NO GUIDANCE ON THE UNFAIR OR ABUSIVE STANDARD
Importantly, the Bureau only deemed the acts and practices in these enforcement actions as “deceptive” – and we are still left wondering what the Bureau considers unfair acts or practices or what the new “abusive” standard means. Abusive is a new concept in the financial services industry – and the Bureau has done nothing to define the term, leaving financial institutions in the dark as to how they can avoid abusive acts and practices. Likely, the financial services industry will have to wait for further enforcement actions to glean any meaning out of these other terms.
ENFORCEMENT WITHOUT COMPREHENSIVE GUIDANCE AROUND UDAAP WILL CHIP AWAY AT CONSUMER CHOICE
Through these enforcement actions, Cordray has stated that the Bureau is “putting companies on notice that these deceptive practices are against the law and will not be tolerated.” With such a threat lingering, financial institutions may be more reluctant than ever to offer these products in the current environment. After the Capital One settlement, Bank of America Corp. announced that it would no longer sell payment protection plans to new cardholders and would phase out existing plans sometime next year. J.P. Morgan Chase & Co. stopped selling payment protection plans last year and Citigroup Inc. has stopped telephone sales of similar credit card products to their consumers until they can conduct a review on how they are sold.
While consumers would surely want such products offered under beneficial terms, consumers presumably want the protections provided by these add-ons. But financial institutions are shying away from these products in the absence of assurance that they are not going to run afoul of UDAAP, thereby narrowing the range of consumer choice.

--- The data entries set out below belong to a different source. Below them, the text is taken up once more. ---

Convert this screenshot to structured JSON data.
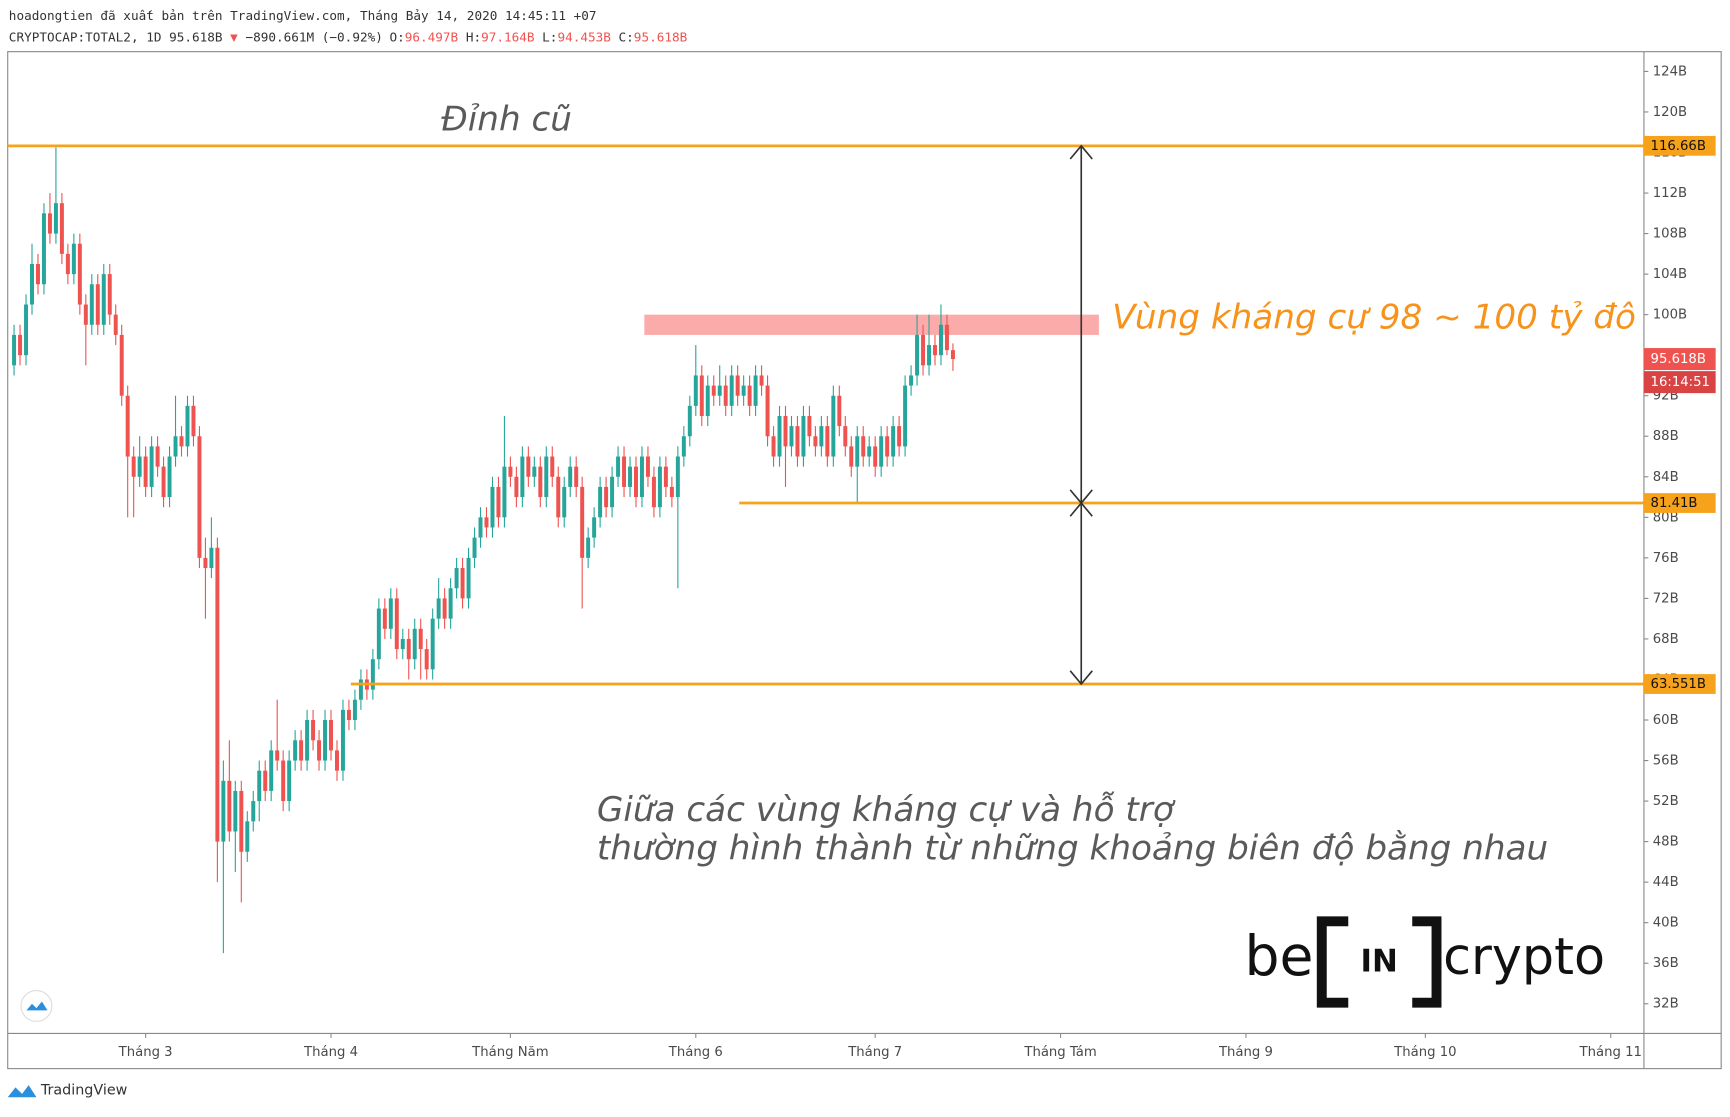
{
  "chart_data": {
    "type": "candlestick",
    "header": {
      "line1": "hoadongtien đã xuất bản trên TradingView.com, Tháng Bảy 14, 2020 14:45:11 +07",
      "symbol": "CRYPTOCAP:TOTAL2, 1D 95.618B",
      "change": "−890.661M (−0.92%)",
      "ohlc": [
        {
          "label": "O:",
          "value": "96.497B"
        },
        {
          "label": "H:",
          "value": "97.164B"
        },
        {
          "label": "L:",
          "value": "94.453B"
        },
        {
          "label": "C:",
          "value": "95.618B"
        }
      ]
    },
    "up_color": "#26a69a",
    "down_color": "#ef5350",
    "candles": [
      [
        95,
        99,
        94,
        98
      ],
      [
        98,
        99,
        95,
        96
      ],
      [
        96,
        102,
        95,
        101
      ],
      [
        101,
        107,
        100,
        105
      ],
      [
        105,
        106,
        102,
        103
      ],
      [
        103,
        111,
        102,
        110
      ],
      [
        110,
        112,
        107,
        108
      ],
      [
        108,
        116.5,
        107,
        111
      ],
      [
        111,
        112,
        105,
        106
      ],
      [
        106,
        107,
        103,
        104
      ],
      [
        104,
        108,
        103,
        107
      ],
      [
        107,
        108,
        100,
        101
      ],
      [
        101,
        102,
        95,
        99
      ],
      [
        99,
        104,
        98,
        103
      ],
      [
        103,
        104,
        98,
        99
      ],
      [
        99,
        105,
        98,
        104
      ],
      [
        104,
        105,
        99,
        100
      ],
      [
        100,
        101,
        97,
        98
      ],
      [
        98,
        99,
        91,
        92
      ],
      [
        92,
        93,
        80,
        86
      ],
      [
        86,
        87,
        80,
        84
      ],
      [
        84,
        88,
        83,
        86
      ],
      [
        86,
        87,
        82,
        83
      ],
      [
        83,
        88,
        82,
        87
      ],
      [
        87,
        88,
        84,
        85
      ],
      [
        85,
        86,
        81,
        82
      ],
      [
        82,
        87,
        81,
        86
      ],
      [
        86,
        92,
        85,
        88
      ],
      [
        88,
        89,
        86,
        87
      ],
      [
        87,
        92,
        86,
        91
      ],
      [
        91,
        92,
        87,
        88
      ],
      [
        88,
        89,
        75,
        76
      ],
      [
        76,
        78,
        70,
        75
      ],
      [
        75,
        80,
        74,
        77
      ],
      [
        77,
        78,
        44,
        48
      ],
      [
        48,
        56,
        37,
        54
      ],
      [
        54,
        58,
        48,
        49
      ],
      [
        49,
        54,
        45,
        53
      ],
      [
        53,
        54,
        42,
        47
      ],
      [
        47,
        51,
        46,
        50
      ],
      [
        50,
        53,
        49,
        52
      ],
      [
        52,
        56,
        50,
        55
      ],
      [
        55,
        56,
        52,
        53
      ],
      [
        53,
        58,
        52,
        57
      ],
      [
        57,
        62,
        55,
        56
      ],
      [
        56,
        57,
        51,
        52
      ],
      [
        52,
        57,
        51,
        56
      ],
      [
        56,
        59,
        55,
        58
      ],
      [
        58,
        59,
        55,
        56
      ],
      [
        56,
        61,
        55,
        60
      ],
      [
        60,
        61,
        57,
        58
      ],
      [
        58,
        59,
        55,
        56
      ],
      [
        56,
        61,
        55,
        60
      ],
      [
        60,
        61,
        56,
        57
      ],
      [
        57,
        58,
        54,
        55
      ],
      [
        55,
        62,
        54,
        61
      ],
      [
        61,
        62,
        59,
        60
      ],
      [
        60,
        63,
        59,
        62
      ],
      [
        62,
        65,
        61,
        64
      ],
      [
        64,
        65,
        62,
        63
      ],
      [
        63,
        67,
        62,
        66
      ],
      [
        66,
        72,
        65,
        71
      ],
      [
        71,
        72,
        68,
        69
      ],
      [
        69,
        73,
        68,
        72
      ],
      [
        72,
        73,
        66,
        67
      ],
      [
        67,
        69,
        66,
        68
      ],
      [
        68,
        69,
        64,
        66
      ],
      [
        66,
        70,
        65,
        69
      ],
      [
        69,
        70,
        64,
        67
      ],
      [
        67,
        68,
        64,
        65
      ],
      [
        65,
        71,
        64,
        70
      ],
      [
        70,
        74,
        69,
        72
      ],
      [
        72,
        73,
        69,
        70
      ],
      [
        70,
        74,
        69,
        73
      ],
      [
        73,
        76,
        72,
        75
      ],
      [
        75,
        76,
        71,
        72
      ],
      [
        72,
        77,
        71,
        76
      ],
      [
        76,
        79,
        75,
        78
      ],
      [
        78,
        81,
        77,
        80
      ],
      [
        80,
        81,
        78,
        79
      ],
      [
        79,
        84,
        78,
        83
      ],
      [
        83,
        84,
        79,
        80
      ],
      [
        80,
        90,
        79,
        85
      ],
      [
        85,
        86,
        83,
        84
      ],
      [
        84,
        85,
        81,
        82
      ],
      [
        82,
        87,
        81,
        86
      ],
      [
        86,
        87,
        83,
        84
      ],
      [
        84,
        86,
        83,
        85
      ],
      [
        85,
        86,
        81,
        82
      ],
      [
        82,
        87,
        81,
        86
      ],
      [
        86,
        87,
        83,
        84
      ],
      [
        84,
        85,
        79,
        80
      ],
      [
        80,
        84,
        79,
        83
      ],
      [
        83,
        86,
        82,
        85
      ],
      [
        85,
        86,
        82,
        83
      ],
      [
        83,
        84,
        71,
        76
      ],
      [
        76,
        79,
        75,
        78
      ],
      [
        78,
        81,
        77,
        80
      ],
      [
        80,
        84,
        79,
        83
      ],
      [
        83,
        84,
        80,
        81
      ],
      [
        81,
        85,
        80,
        84
      ],
      [
        84,
        87,
        83,
        86
      ],
      [
        86,
        87,
        82,
        83
      ],
      [
        83,
        86,
        82,
        85
      ],
      [
        85,
        86,
        81,
        82
      ],
      [
        82,
        87,
        81,
        86
      ],
      [
        86,
        87,
        83,
        84
      ],
      [
        84,
        85,
        80,
        81
      ],
      [
        81,
        86,
        80,
        85
      ],
      [
        85,
        86,
        82,
        83
      ],
      [
        83,
        84,
        81,
        82
      ],
      [
        82,
        87,
        73,
        86
      ],
      [
        86,
        89,
        85,
        88
      ],
      [
        88,
        92,
        87,
        91
      ],
      [
        91,
        97,
        90,
        94
      ],
      [
        94,
        95,
        89,
        90
      ],
      [
        90,
        94,
        89,
        93
      ],
      [
        93,
        94,
        91,
        92
      ],
      [
        92,
        95,
        91,
        93
      ],
      [
        93,
        94,
        90,
        91
      ],
      [
        91,
        95,
        90,
        94
      ],
      [
        94,
        95,
        91,
        92
      ],
      [
        92,
        94,
        91,
        93
      ],
      [
        93,
        94,
        90,
        91
      ],
      [
        91,
        95,
        90,
        94
      ],
      [
        94,
        95,
        92,
        93
      ],
      [
        93,
        94,
        87,
        88
      ],
      [
        88,
        89,
        85,
        86
      ],
      [
        86,
        91,
        85,
        90
      ],
      [
        90,
        91,
        83,
        87
      ],
      [
        87,
        90,
        86,
        89
      ],
      [
        89,
        90,
        85,
        86
      ],
      [
        86,
        91,
        85,
        90
      ],
      [
        90,
        91,
        87,
        88
      ],
      [
        88,
        89,
        86,
        87
      ],
      [
        87,
        90,
        86,
        89
      ],
      [
        89,
        90,
        85,
        86
      ],
      [
        86,
        93,
        85,
        92
      ],
      [
        92,
        93,
        88,
        89
      ],
      [
        89,
        90,
        86,
        87
      ],
      [
        87,
        88,
        84,
        85
      ],
      [
        85,
        89,
        81.4,
        88
      ],
      [
        88,
        89,
        85,
        86
      ],
      [
        86,
        88,
        85,
        87
      ],
      [
        87,
        88,
        84,
        85
      ],
      [
        85,
        89,
        84,
        88
      ],
      [
        88,
        89,
        85,
        86
      ],
      [
        86,
        90,
        85,
        89
      ],
      [
        89,
        90,
        86,
        87
      ],
      [
        87,
        94,
        86,
        93
      ],
      [
        93,
        95,
        92,
        94
      ],
      [
        94,
        100,
        93,
        98
      ],
      [
        98,
        99,
        94,
        95
      ],
      [
        95,
        100,
        94,
        97
      ],
      [
        97,
        98,
        95,
        96
      ],
      [
        96,
        101,
        95,
        99
      ],
      [
        99,
        100,
        96,
        96.497
      ],
      [
        96.497,
        97.164,
        94.453,
        95.618
      ]
    ],
    "xlim": [
      -1.06,
      272.55
    ],
    "xticks": [
      {
        "value": 22,
        "label": "Tháng 3"
      },
      {
        "value": 53,
        "label": "Tháng 4"
      },
      {
        "value": 83,
        "label": "Tháng Năm"
      },
      {
        "value": 114,
        "label": "Tháng 6"
      },
      {
        "value": 144,
        "label": "Tháng 7"
      },
      {
        "value": 175,
        "label": "Tháng Tám"
      },
      {
        "value": 206,
        "label": "Tháng 9"
      },
      {
        "value": 236,
        "label": "Tháng 10"
      },
      {
        "value": 267,
        "label": "Tháng 11"
      }
    ],
    "ylim": [
      29.07,
      125.95
    ],
    "yticks": [
      {
        "value": 32,
        "label": "32B"
      },
      {
        "value": 36,
        "label": "36B"
      },
      {
        "value": 40,
        "label": "40B"
      },
      {
        "value": 44,
        "label": "44B"
      },
      {
        "value": 48,
        "label": "48B"
      },
      {
        "value": 52,
        "label": "52B"
      },
      {
        "value": 56,
        "label": "56B"
      },
      {
        "value": 60,
        "label": "60B"
      },
      {
        "value": 64,
        "label": "64B"
      },
      {
        "value": 68,
        "label": "68B"
      },
      {
        "value": 72,
        "label": "72B"
      },
      {
        "value": 76,
        "label": "76B"
      },
      {
        "value": 80,
        "label": "80B"
      },
      {
        "value": 84,
        "label": "84B"
      },
      {
        "value": 88,
        "label": "88B"
      },
      {
        "value": 92,
        "label": "92B"
      },
      {
        "value": 96,
        "label": "96B"
      },
      {
        "value": 100,
        "label": "100B"
      },
      {
        "value": 104,
        "label": "104B"
      },
      {
        "value": 108,
        "label": "108B"
      },
      {
        "value": 112,
        "label": "112B"
      },
      {
        "value": 116,
        "label": "116B"
      },
      {
        "value": 120,
        "label": "120B"
      },
      {
        "value": 124,
        "label": "124B"
      }
    ],
    "levels": [
      {
        "value": 116.66,
        "label": "116.66B"
      },
      {
        "value": 81.41,
        "label": "81.41B"
      },
      {
        "value": 63.551,
        "label": "63.551B"
      }
    ],
    "level_color": "#f7a21b",
    "last_price": {
      "value": 95.618,
      "label": "95.618B",
      "countdown": "16:14:51"
    },
    "zone": [
      98,
      100
    ],
    "zone_color": "#fb9c9c",
    "annotations": {
      "old_high": "Đỉnh cũ",
      "resistance": "Vùng kháng cự 98 ~ 100 tỷ đô",
      "note": [
        "Giữa các vùng kháng cự và hỗ trợ",
        "thường hình thành từ những khoảng biên độ bằng nhau"
      ]
    },
    "watermark": [
      "be",
      "IN",
      "crypto"
    ],
    "footer": "TradingView"
  }
}
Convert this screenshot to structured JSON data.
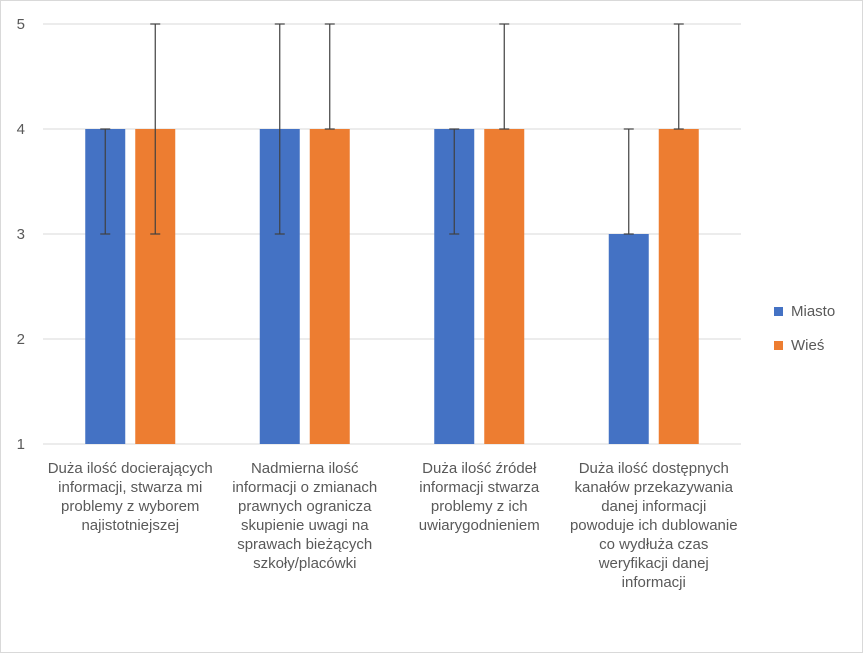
{
  "chart_data": {
    "type": "bar",
    "title": "",
    "xlabel": "",
    "ylabel": "",
    "ylim": [
      1,
      5
    ],
    "yticks": [
      1,
      2,
      3,
      4,
      5
    ],
    "grid": true,
    "legend_position": "right",
    "categories": [
      "Duża ilość docierających informacji, stwarza mi problemy z wyborem najistotniejszej",
      "Nadmierna ilość informacji o zmianach prawnych ogranicza skupienie uwagi na sprawach bieżących szkoły/placówki",
      "Duża ilość źródeł informacji stwarza problemy z ich uwiarygodnieniem",
      "Duża ilość dostępnych kanałów przekazywania danej informacji powoduje ich dublowanie co wydłuża czas weryfikacji danej informacji"
    ],
    "series": [
      {
        "name": "Miasto",
        "color": "#4472c4",
        "values": [
          4,
          4,
          4,
          3
        ],
        "error_low": [
          3,
          3,
          3,
          3
        ],
        "error_high": [
          4,
          5,
          4,
          4
        ]
      },
      {
        "name": "Wieś",
        "color": "#ed7d31",
        "values": [
          4,
          4,
          4,
          4
        ],
        "error_low": [
          3,
          4,
          4,
          4
        ],
        "error_high": [
          5,
          5,
          5,
          5
        ]
      }
    ]
  }
}
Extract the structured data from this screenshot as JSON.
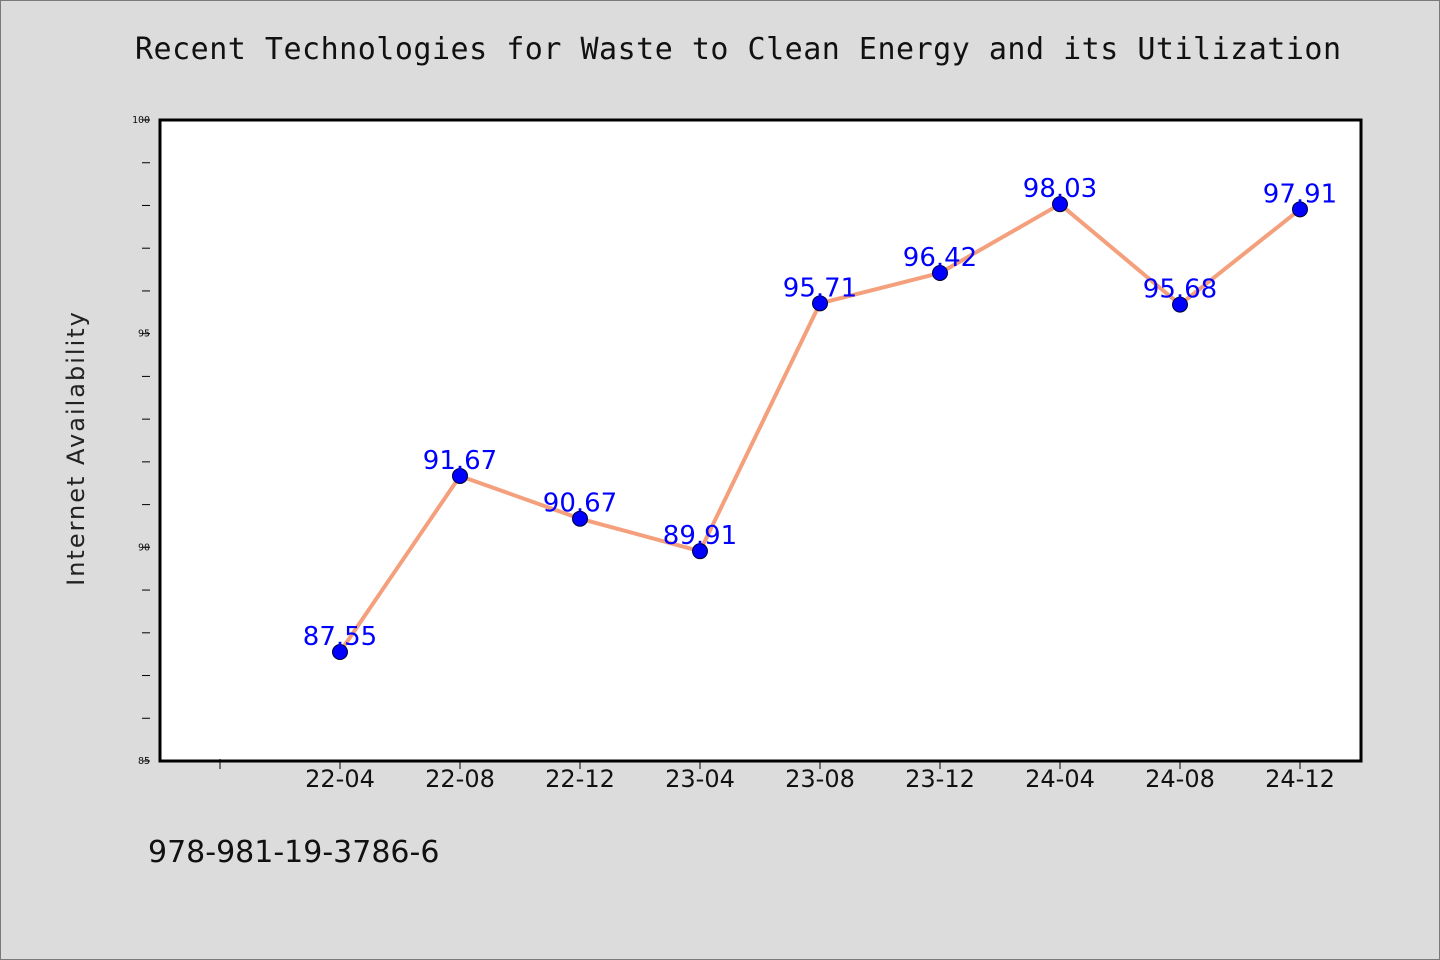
{
  "chart_data": {
    "type": "line",
    "title": "Recent Technologies for Waste to Clean Energy and its Utilization",
    "xlabel": "",
    "ylabel": "Internet Availability",
    "categories": [
      "22-04",
      "22-08",
      "22-12",
      "23-04",
      "23-08",
      "23-12",
      "24-04",
      "24-08",
      "24-12"
    ],
    "values": [
      87.55,
      91.67,
      90.67,
      89.91,
      95.71,
      96.42,
      98.03,
      95.68,
      97.91
    ],
    "data_labels": [
      "87.55",
      "91.67",
      "90.67",
      "89.91",
      "95.71",
      "96.42",
      "98.03",
      "95.68",
      "97.91"
    ],
    "ylim": [
      85,
      100
    ],
    "yticks": [
      85,
      90,
      95,
      100
    ],
    "yticks_labels": [
      "85",
      "90",
      "95",
      "100"
    ],
    "grid": false,
    "legend": null,
    "colors": {
      "line": "#f4a07c",
      "marker": "#0000ff",
      "data_label": "#0000ff",
      "background": "#dcdcdc",
      "plot_background": "#ffffff"
    }
  },
  "footer": {
    "text": "978-981-19-3786-6"
  }
}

The Bureau’s clear penchant for piecing together guidance on UDAAP through enforcement actions, rather than through upfront rulemaking or other guidance mechanisms, will only continue to chip away at consumer choice.
THE PRESIDENTIAL ELECTION RESULTS WILL EMBOLDEN THE BUREAU
President Obama’s re-election will surely wash away any doubts about the future of the Bureau. Any concerns over Governor Romney’s promises to repeal the Dodd-Frank Act are now laid to rest and the Bureau has a clear mandate to continue its enforcement actions. With this green light, the Bureau will likely continue to enforce UDAAP without any concerted effort to systematically and uniformly define the UDAAP terms. The consumer financial services industry is left to guess about whether the products they offer – and more importantly, how those products are offered – are in compliance with the Bureau’s expectations.